When asked to describe her experience Sara shared, “I breastfed my son for 16 months and still feel guilty for ending it due to him biting me badly! I would like to breastfeed my daughter for longer. Of course, there have been hard days but overall it is the most satisfying and enthralling thing I’ve ever done. Watching my children grow from my milk alone makes my heart want to burst.
The memories of the closeness I feel when it’s just me and her in the middle of the night are something I will cherish for all of my days.”
Breastfeeding can be difficult at times, but it is extremely rewarding. Proper resources and access to Lactation consultants should be given to mothers who want to breastfeed, especially if they are having a difficult time with latch or milk supply. A woman’s partner should help her out as much as they can: whether she needs physical, mental or emotional support during her breastfeeding journey.
Sometimes there will be challenges making it difficult for a mother to continue breastfeeding without support. Emily has a unique story when it comes to breastfeeding her second baby. “My second breastfeeding journey started out as my first, smooth sailing. Fiadh latched straight away and fed perfectly. That is until she was 4 days old and wouldn’t wake up to feed. She ended up back in hospital on antibiotics with Invasive Group A Strep in her blood.
She was a little champ and I was so thankful I could feed her throughout her treatment. It kept her calm, kept her close and kept her with a steady supply of Mommy’s antibodies. She recovered 100% and kept up her feeding and still going strong 19 months later, with no signs of stopping!”
It is also extremely important to note that every breastfeeding journey is different. Hilary, Mum of two, shared with me,
“ I had complications and ill health after giving birth to my first baby which made feeding difficult from the start. It was important to me to succeed the second time around as I felt I had failed my first baby. Breastfeeding this time has been so much easier and fulfilling I must admit. I’m very happy that I persevered.”

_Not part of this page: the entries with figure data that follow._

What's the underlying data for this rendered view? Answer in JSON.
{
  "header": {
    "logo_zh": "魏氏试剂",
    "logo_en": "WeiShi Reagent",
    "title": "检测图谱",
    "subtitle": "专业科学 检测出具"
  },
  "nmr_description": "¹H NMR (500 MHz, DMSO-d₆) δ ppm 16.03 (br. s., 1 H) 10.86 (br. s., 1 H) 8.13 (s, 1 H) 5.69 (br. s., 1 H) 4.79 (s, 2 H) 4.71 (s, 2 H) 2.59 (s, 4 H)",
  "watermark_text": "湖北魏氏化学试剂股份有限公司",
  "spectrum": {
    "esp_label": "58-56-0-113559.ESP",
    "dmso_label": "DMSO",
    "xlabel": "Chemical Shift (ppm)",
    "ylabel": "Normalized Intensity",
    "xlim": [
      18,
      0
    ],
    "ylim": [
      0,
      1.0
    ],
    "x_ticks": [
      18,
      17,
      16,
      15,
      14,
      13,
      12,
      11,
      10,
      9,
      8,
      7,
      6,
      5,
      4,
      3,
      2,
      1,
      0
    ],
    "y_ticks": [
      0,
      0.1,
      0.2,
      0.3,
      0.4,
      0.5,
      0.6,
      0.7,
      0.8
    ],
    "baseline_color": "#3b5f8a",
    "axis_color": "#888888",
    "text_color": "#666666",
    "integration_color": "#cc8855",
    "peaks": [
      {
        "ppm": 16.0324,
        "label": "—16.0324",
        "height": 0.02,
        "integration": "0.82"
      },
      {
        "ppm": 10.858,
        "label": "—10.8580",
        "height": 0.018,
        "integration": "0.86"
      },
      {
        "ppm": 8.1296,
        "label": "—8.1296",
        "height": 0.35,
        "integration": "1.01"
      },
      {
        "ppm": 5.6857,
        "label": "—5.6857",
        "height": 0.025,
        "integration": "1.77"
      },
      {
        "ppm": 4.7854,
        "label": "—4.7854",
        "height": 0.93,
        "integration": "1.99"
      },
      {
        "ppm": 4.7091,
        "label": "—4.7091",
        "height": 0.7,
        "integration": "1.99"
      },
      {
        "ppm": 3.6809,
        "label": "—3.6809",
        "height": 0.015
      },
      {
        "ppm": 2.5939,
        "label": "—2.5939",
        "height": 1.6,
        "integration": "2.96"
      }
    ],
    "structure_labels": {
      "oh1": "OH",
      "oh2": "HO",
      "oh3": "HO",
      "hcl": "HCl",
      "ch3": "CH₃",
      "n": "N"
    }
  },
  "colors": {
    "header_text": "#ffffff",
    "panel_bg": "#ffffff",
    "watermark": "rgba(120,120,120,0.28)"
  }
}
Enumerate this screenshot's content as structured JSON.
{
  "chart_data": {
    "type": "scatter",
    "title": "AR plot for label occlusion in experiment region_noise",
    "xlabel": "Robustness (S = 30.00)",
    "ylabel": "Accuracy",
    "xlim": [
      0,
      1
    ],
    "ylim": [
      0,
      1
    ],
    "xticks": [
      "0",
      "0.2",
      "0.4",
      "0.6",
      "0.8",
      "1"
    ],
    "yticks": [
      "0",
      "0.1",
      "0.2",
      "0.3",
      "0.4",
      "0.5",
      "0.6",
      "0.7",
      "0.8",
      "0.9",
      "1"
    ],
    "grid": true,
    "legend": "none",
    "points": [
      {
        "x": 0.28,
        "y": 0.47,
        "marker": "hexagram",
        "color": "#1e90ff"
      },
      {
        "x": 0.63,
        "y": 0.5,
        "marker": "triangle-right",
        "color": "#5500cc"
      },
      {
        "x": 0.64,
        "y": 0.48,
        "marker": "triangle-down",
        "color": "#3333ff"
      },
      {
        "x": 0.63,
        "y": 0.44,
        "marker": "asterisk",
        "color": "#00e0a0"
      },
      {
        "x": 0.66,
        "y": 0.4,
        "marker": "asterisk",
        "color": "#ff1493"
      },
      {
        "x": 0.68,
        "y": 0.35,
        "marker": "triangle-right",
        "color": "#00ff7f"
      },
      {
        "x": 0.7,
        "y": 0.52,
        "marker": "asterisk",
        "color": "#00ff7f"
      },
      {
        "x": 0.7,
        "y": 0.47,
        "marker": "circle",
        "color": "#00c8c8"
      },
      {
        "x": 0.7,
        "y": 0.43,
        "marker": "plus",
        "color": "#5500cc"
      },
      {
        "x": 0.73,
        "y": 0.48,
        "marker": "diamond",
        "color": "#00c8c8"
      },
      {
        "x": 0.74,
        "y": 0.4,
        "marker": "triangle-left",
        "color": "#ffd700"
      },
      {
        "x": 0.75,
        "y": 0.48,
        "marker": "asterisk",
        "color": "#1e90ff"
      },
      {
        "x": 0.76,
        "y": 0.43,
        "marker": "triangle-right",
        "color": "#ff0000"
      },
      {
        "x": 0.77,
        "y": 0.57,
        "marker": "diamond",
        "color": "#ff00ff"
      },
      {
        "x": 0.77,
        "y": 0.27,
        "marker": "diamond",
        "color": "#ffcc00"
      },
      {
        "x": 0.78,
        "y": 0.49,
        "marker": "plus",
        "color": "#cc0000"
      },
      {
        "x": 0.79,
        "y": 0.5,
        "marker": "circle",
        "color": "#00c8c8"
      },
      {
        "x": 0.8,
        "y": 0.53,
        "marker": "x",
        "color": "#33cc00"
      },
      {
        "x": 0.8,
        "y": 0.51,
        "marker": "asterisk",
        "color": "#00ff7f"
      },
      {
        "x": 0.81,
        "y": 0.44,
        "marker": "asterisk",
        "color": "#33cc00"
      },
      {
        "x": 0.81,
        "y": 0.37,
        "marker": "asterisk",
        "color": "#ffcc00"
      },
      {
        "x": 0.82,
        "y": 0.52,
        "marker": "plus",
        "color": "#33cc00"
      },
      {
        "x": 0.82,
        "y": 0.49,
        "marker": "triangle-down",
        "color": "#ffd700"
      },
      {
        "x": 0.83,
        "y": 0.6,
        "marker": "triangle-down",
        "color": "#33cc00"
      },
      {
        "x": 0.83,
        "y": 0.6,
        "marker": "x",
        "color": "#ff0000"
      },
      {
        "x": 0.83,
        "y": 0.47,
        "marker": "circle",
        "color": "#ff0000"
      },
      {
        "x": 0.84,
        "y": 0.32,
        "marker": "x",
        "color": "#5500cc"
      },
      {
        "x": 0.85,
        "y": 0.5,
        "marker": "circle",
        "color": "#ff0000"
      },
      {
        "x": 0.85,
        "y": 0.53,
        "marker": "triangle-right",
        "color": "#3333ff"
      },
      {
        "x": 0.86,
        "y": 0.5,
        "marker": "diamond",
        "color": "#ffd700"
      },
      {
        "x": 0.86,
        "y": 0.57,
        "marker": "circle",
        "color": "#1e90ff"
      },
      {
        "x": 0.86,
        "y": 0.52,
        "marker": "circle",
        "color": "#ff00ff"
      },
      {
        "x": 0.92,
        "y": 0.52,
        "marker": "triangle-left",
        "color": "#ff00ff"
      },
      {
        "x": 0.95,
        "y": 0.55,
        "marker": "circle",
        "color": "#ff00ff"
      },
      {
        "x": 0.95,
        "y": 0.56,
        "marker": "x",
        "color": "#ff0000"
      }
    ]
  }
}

According to Healthline, breastfeeding provides babies with all of their nutritional needs, from day one and supplies important antibodies made by the mother specifically for her child. It reduces risks for certain diseases such as digestive issues, allergies, eczema, etc. It also is beneficial to the mother by helping her uterus contract postpartum, reducing the risk of infection.
If you would like to learn more about breastfeeding, there are support groups and lactation consultants available to help in your area. Visit the following:
https://www2.hse.ie/babies-and-toddlers/breastfeeding/ https://www.breastfeedingsupport.ie/ https://www.lalecheleagueireland.com/
Here, you will be able to have all of your questions answered and just feel encouraged and supported through your breastfeeding journey.
Remember that if you cannot breastfeed for whatever reason, or if you choose not to, that this is your choice. There is no right way to be a parent, and there is nothing wrong with deciding to give your baby formula instead of breastmilk. As mothers, we are here to support each other. Just remember that as long as your little one is happy and healthy, you are doing an amazing job!